O Brasil monitora os cinco casos de influenza aviária altamente patogênica (HPAI), registrados no país, em aves selvagens. Mas apesar desses, o Ministério da Agricultura não trabalha nesse momento para a realização de uma campanha de vacinação em massa. O temor da pasta é que a aplicação dos imunizantes podem aumentar as barreiras comerciais impostas por países importadores do produto, podendo gera enorme prejuízos para a balança comercial, pois estimativas dizem que o setor é responsável por gerar quase 10 bilhões de dólares em receitas.
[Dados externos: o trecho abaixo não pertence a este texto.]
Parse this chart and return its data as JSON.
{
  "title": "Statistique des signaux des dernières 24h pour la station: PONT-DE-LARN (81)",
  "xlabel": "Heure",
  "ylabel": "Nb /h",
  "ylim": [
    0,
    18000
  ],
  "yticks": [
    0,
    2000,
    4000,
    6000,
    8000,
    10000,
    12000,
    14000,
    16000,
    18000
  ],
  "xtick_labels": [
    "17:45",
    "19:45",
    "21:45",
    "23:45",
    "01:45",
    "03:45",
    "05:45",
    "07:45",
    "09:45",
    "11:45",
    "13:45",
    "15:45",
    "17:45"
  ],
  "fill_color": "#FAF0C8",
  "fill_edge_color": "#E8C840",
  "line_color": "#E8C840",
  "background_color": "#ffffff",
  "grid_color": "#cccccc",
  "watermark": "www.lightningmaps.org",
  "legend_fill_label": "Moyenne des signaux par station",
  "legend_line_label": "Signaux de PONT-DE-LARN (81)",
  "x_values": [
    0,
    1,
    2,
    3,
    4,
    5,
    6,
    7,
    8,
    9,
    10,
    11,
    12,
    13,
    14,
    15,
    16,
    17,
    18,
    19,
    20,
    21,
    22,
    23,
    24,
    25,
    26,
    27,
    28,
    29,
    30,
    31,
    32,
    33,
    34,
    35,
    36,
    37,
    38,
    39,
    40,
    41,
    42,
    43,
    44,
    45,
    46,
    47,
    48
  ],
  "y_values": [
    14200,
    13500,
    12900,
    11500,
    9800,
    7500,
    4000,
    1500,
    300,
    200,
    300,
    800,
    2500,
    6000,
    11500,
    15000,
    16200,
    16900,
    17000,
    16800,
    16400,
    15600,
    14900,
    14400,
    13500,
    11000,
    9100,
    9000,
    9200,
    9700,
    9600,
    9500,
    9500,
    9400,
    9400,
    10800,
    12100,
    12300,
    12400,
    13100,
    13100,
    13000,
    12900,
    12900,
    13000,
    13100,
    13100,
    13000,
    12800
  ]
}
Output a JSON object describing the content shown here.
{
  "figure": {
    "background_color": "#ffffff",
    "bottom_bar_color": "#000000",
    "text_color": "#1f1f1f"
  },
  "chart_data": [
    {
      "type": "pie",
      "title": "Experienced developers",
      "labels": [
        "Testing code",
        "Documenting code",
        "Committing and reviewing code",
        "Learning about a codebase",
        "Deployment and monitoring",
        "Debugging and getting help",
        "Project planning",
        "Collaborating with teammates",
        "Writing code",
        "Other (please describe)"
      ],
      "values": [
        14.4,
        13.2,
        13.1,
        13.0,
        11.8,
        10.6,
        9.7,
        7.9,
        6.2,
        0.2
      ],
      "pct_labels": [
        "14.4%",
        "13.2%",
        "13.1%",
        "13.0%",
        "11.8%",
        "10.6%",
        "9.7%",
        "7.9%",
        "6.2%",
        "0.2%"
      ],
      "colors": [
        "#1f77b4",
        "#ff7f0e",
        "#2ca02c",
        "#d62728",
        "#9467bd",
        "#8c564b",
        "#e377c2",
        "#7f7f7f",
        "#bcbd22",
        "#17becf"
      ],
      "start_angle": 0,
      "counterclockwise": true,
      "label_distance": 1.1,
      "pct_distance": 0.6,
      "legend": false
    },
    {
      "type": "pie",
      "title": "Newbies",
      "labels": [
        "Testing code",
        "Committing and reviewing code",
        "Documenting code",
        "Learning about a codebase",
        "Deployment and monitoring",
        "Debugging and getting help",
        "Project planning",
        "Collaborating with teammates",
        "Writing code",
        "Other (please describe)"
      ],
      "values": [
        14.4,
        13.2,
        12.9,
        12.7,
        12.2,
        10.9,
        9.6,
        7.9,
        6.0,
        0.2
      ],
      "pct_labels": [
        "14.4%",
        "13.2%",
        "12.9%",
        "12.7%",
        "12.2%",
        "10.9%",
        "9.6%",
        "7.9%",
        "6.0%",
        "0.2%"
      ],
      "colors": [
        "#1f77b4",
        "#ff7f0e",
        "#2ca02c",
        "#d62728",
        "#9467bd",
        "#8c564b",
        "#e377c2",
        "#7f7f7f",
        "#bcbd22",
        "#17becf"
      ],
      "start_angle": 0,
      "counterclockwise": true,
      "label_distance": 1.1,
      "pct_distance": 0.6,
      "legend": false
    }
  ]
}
Segundo Eduardo Cunha, representante do Brasil n Organização Mundial da Saúde Animal (OMSA) em Paris e diretor do Departamento de Saúde Animal do Ministério da Agricultura e Pecuária, a situação epidemiológica no país está controlada. “Atualmente, o Brasil está livre de HPAI. Se nosso status epidemiológico mudar e eventualmente decidirmos vacinar… temos um forte sentimento de que seremos submetidos a algumas barreiras comerciais”, revelou.

Atualmente, o Brasil exporta aves para mais de 130 países, tendo um papel importante no abastecimento mundial de aves e ovos, uma vez que os importadores proíbem a carne de frango e peru de países com o vírus circulando em suas granjas, segundo informações do portal Money Times. Caso seja necessária a aplicação da vacina contra a gripe aviária, uma negociação com os compradores para convencê-los a aceitar o produto vacinado será “um grande desafio”.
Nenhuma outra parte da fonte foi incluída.